Les liens unissant le cours des matières premières, agricoles puis énergétiques, et les revendications populaires sont bien connus, tout comme ceux, utérins, de la géopolitique et des ressources naturelles. De la guerre des farines de 1775 en France aux émeutes de la faim de 2008 en Afrique, de la grande grève des mineurs d’Anzin à la détresse de la population vénézuélienne, chaque crise, chaque révolte sociale, a ses racines propres. Pourtant, rares sont celles qui n’ont pas l’élévation ou la chute du cours des produits de base comme catalyseur.

La dimension géopolitique des matières premières n’est plus à démontrer non plus. Si l’on pense au pétrole et au gaz, on ne peut oublier que le blé a toujours été un élément de conflictualité entre grandes puissances et que les métaux, fondement du pouvoir militaire, sont tout autant l’objet et le moyen des confrontations interétatiques que l’une des clés de voûte de la paix des nations.
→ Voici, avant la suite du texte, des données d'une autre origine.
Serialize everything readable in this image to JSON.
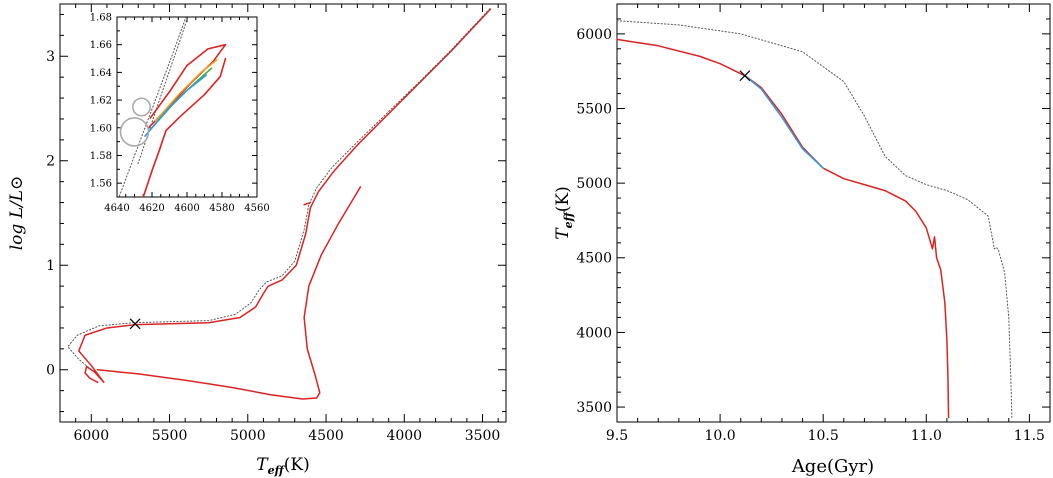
{
  "chart_data": [
    {
      "type": "line",
      "name": "hr-diagram",
      "xlabel_main": "T",
      "xlabel_sub": "eff",
      "xlabel_unit": "(K)",
      "ylabel": "log L/L⊙",
      "xlim": [
        6200,
        3350
      ],
      "ylim": [
        -0.5,
        3.5
      ],
      "x_reversed": true,
      "xticks": [
        6000,
        5500,
        5000,
        4500,
        4000,
        3500
      ],
      "yticks": [
        0,
        1,
        2,
        3
      ],
      "series": [
        {
          "color": "#dd2222",
          "style": "solid",
          "points": [
            [
              5960,
              -0.12
            ],
            [
              6010,
              -0.08
            ],
            [
              6040,
              -0.03
            ],
            [
              6030,
              0.03
            ],
            [
              5980,
              -0.02
            ],
            [
              5920,
              -0.12
            ],
            [
              6000,
              0.04
            ],
            [
              6080,
              0.18
            ],
            [
              6040,
              0.33
            ],
            [
              5900,
              0.4
            ],
            [
              5730,
              0.43
            ],
            [
              5500,
              0.44
            ],
            [
              5250,
              0.45
            ],
            [
              5050,
              0.5
            ],
            [
              4950,
              0.6
            ],
            [
              4900,
              0.73
            ],
            [
              4870,
              0.8
            ],
            [
              4780,
              0.86
            ],
            [
              4690,
              1.0
            ],
            [
              4630,
              1.3
            ],
            [
              4600,
              1.55
            ],
            [
              4550,
              1.7
            ],
            [
              4450,
              1.9
            ],
            [
              4300,
              2.15
            ],
            [
              4100,
              2.45
            ],
            [
              3900,
              2.75
            ],
            [
              3700,
              3.05
            ],
            [
              3450,
              3.45
            ]
          ]
        },
        {
          "color": "#dd2222",
          "style": "solid",
          "points": [
            [
              4600,
              1.6
            ],
            [
              4640,
              1.58
            ]
          ]
        },
        {
          "color": "#dd2222",
          "style": "solid",
          "points": [
            [
              5960,
              0.0
            ],
            [
              5700,
              -0.04
            ],
            [
              5400,
              -0.1
            ],
            [
              5100,
              -0.17
            ],
            [
              4850,
              -0.24
            ],
            [
              4650,
              -0.28
            ],
            [
              4560,
              -0.27
            ],
            [
              4540,
              -0.22
            ],
            [
              4570,
              -0.05
            ],
            [
              4620,
              0.2
            ],
            [
              4640,
              0.5
            ],
            [
              4610,
              0.8
            ],
            [
              4530,
              1.1
            ],
            [
              4420,
              1.4
            ],
            [
              4280,
              1.75
            ]
          ]
        },
        {
          "color": "#555555",
          "style": "dotted",
          "points": [
            [
              6000,
              0.0
            ],
            [
              6080,
              0.1
            ],
            [
              6150,
              0.22
            ],
            [
              6090,
              0.33
            ],
            [
              5950,
              0.42
            ],
            [
              5730,
              0.45
            ],
            [
              5500,
              0.46
            ],
            [
              5250,
              0.47
            ],
            [
              5080,
              0.53
            ],
            [
              4980,
              0.64
            ],
            [
              4930,
              0.76
            ],
            [
              4880,
              0.84
            ],
            [
              4780,
              0.9
            ],
            [
              4700,
              1.04
            ],
            [
              4640,
              1.34
            ],
            [
              4610,
              1.58
            ],
            [
              4560,
              1.74
            ],
            [
              4460,
              1.94
            ],
            [
              4300,
              2.18
            ],
            [
              4100,
              2.47
            ],
            [
              3900,
              2.76
            ],
            [
              3700,
              3.06
            ],
            [
              3450,
              3.46
            ]
          ]
        }
      ],
      "marker": {
        "symbol": "x",
        "x": 5720,
        "y": 0.44
      },
      "inset": {
        "xlim": [
          4640,
          4560
        ],
        "ylim": [
          1.55,
          1.68
        ],
        "xticks": [
          4640,
          4620,
          4600,
          4580,
          4560
        ],
        "yticks": [
          1.56,
          1.58,
          1.6,
          1.62,
          1.64,
          1.66,
          1.68
        ],
        "series": [
          {
            "color": "#555555",
            "style": "dotted",
            "points": [
              [
                4640,
                1.546
              ],
              [
                4632,
                1.573
              ],
              [
                4624,
                1.6
              ],
              [
                4616,
                1.627
              ],
              [
                4608,
                1.654
              ],
              [
                4600,
                1.682
              ]
            ]
          },
          {
            "color": "#555555",
            "style": "dotted",
            "points": [
              [
                4628,
                1.574
              ],
              [
                4620,
                1.604
              ],
              [
                4612,
                1.634
              ],
              [
                4604,
                1.663
              ],
              [
                4599,
                1.682
              ]
            ]
          },
          {
            "color": "#dd2222",
            "style": "solid",
            "points": [
              [
                4625,
                1.55
              ],
              [
                4620,
                1.569
              ],
              [
                4616,
                1.583
              ],
              [
                4612,
                1.598
              ],
              [
                4604,
                1.608
              ],
              [
                4590,
                1.624
              ],
              [
                4581,
                1.637
              ],
              [
                4578,
                1.65
              ]
            ]
          },
          {
            "color": "#dd2222",
            "style": "solid",
            "points": [
              [
                4621,
                1.607
              ],
              [
                4610,
                1.626
              ],
              [
                4600,
                1.645
              ],
              [
                4588,
                1.657
              ],
              [
                4578,
                1.66
              ],
              [
                4585,
                1.648
              ],
              [
                4598,
                1.632
              ],
              [
                4612,
                1.613
              ],
              [
                4622,
                1.6
              ]
            ]
          },
          {
            "color": "#f0a020",
            "style": "solid",
            "points": [
              [
                4618,
                1.605
              ],
              [
                4604,
                1.625
              ],
              [
                4592,
                1.64
              ],
              [
                4583,
                1.649
              ]
            ]
          },
          {
            "color": "#40b040",
            "style": "solid",
            "points": [
              [
                4620,
                1.6
              ],
              [
                4606,
                1.62
              ],
              [
                4594,
                1.634
              ],
              [
                4586,
                1.643
              ]
            ]
          },
          {
            "color": "#3399dd",
            "style": "solid",
            "points": [
              [
                4624,
                1.594
              ],
              [
                4612,
                1.612
              ],
              [
                4600,
                1.627
              ],
              [
                4589,
                1.638
              ]
            ]
          }
        ],
        "circles": [
          {
            "x": 4626,
            "y": 1.615,
            "r": 1.0
          },
          {
            "x": 4630,
            "y": 1.597,
            "r": 1.6
          }
        ]
      }
    },
    {
      "type": "line",
      "name": "teff-age",
      "xlabel": "Age(Gyr)",
      "ylabel_main": "T",
      "ylabel_sub": "eff",
      "ylabel_unit": "(K)",
      "xlim": [
        9.5,
        11.6
      ],
      "ylim": [
        3400,
        6200
      ],
      "xticks": [
        9.5,
        10.0,
        10.5,
        11.0,
        11.5
      ],
      "yticks": [
        3500,
        4000,
        4500,
        5000,
        5500,
        6000
      ],
      "series": [
        {
          "color": "#dd2222",
          "style": "solid",
          "points": [
            [
              9.5,
              5963
            ],
            [
              9.7,
              5920
            ],
            [
              9.9,
              5850
            ],
            [
              10.0,
              5800
            ],
            [
              10.12,
              5720
            ],
            [
              10.2,
              5640
            ],
            [
              10.3,
              5460
            ],
            [
              10.4,
              5240
            ],
            [
              10.5,
              5100
            ],
            [
              10.6,
              5030
            ],
            [
              10.7,
              4990
            ],
            [
              10.8,
              4950
            ],
            [
              10.9,
              4880
            ],
            [
              10.95,
              4810
            ],
            [
              11.0,
              4700
            ],
            [
              11.03,
              4560
            ],
            [
              11.04,
              4640
            ],
            [
              11.05,
              4500
            ],
            [
              11.07,
              4420
            ],
            [
              11.09,
              4200
            ],
            [
              11.1,
              3950
            ],
            [
              11.105,
              3700
            ],
            [
              11.108,
              3430
            ]
          ]
        },
        {
          "color": "#3399dd",
          "style": "solid",
          "points": [
            [
              10.12,
              5720
            ],
            [
              10.2,
              5630
            ],
            [
              10.3,
              5440
            ],
            [
              10.4,
              5230
            ],
            [
              10.5,
              5100
            ]
          ]
        },
        {
          "color": "#555555",
          "style": "dotted",
          "points": [
            [
              9.5,
              6088
            ],
            [
              9.8,
              6060
            ],
            [
              10.1,
              6000
            ],
            [
              10.4,
              5880
            ],
            [
              10.6,
              5680
            ],
            [
              10.7,
              5450
            ],
            [
              10.8,
              5180
            ],
            [
              10.9,
              5050
            ],
            [
              11.0,
              4990
            ],
            [
              11.1,
              4950
            ],
            [
              11.2,
              4890
            ],
            [
              11.3,
              4780
            ],
            [
              11.33,
              4560
            ],
            [
              11.34,
              4570
            ],
            [
              11.35,
              4550
            ],
            [
              11.38,
              4400
            ],
            [
              11.4,
              4100
            ],
            [
              11.41,
              3700
            ],
            [
              11.415,
              3430
            ]
          ]
        }
      ],
      "marker": {
        "symbol": "x",
        "x": 10.12,
        "y": 5720
      }
    }
  ]
}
Cette dynamique perdure : en raison des contraintes pesant sur la disponibilité des métaux dits « critiques », l’agenda américain et européen est désormais à la sécurisation des approvisionnements. Mais, sur le chemin qui mène à la neutralité carbone, cette politique industrielle ne sera pas suffisante sans y ajouter trois autres dimensions.

« Diplomatie du désengagement gazier »

La première est la mise en œuvre de politiques sociales d’envergure permettant de réduire le coût de la transition énergétique que les ménages auront à supporter. A l’image de « l’indemnité inflation » ou du bouclier tarifaire de l’électricité en France, les gouvernements sont conscients du risque de colère et agissent en conséquence. Mais ces mesures conjoncturelles pourraient vite trouver leur limite. La demande d’électricité sera croissante, et des tensions sur le prix des énergies fossiles sont à prévoir.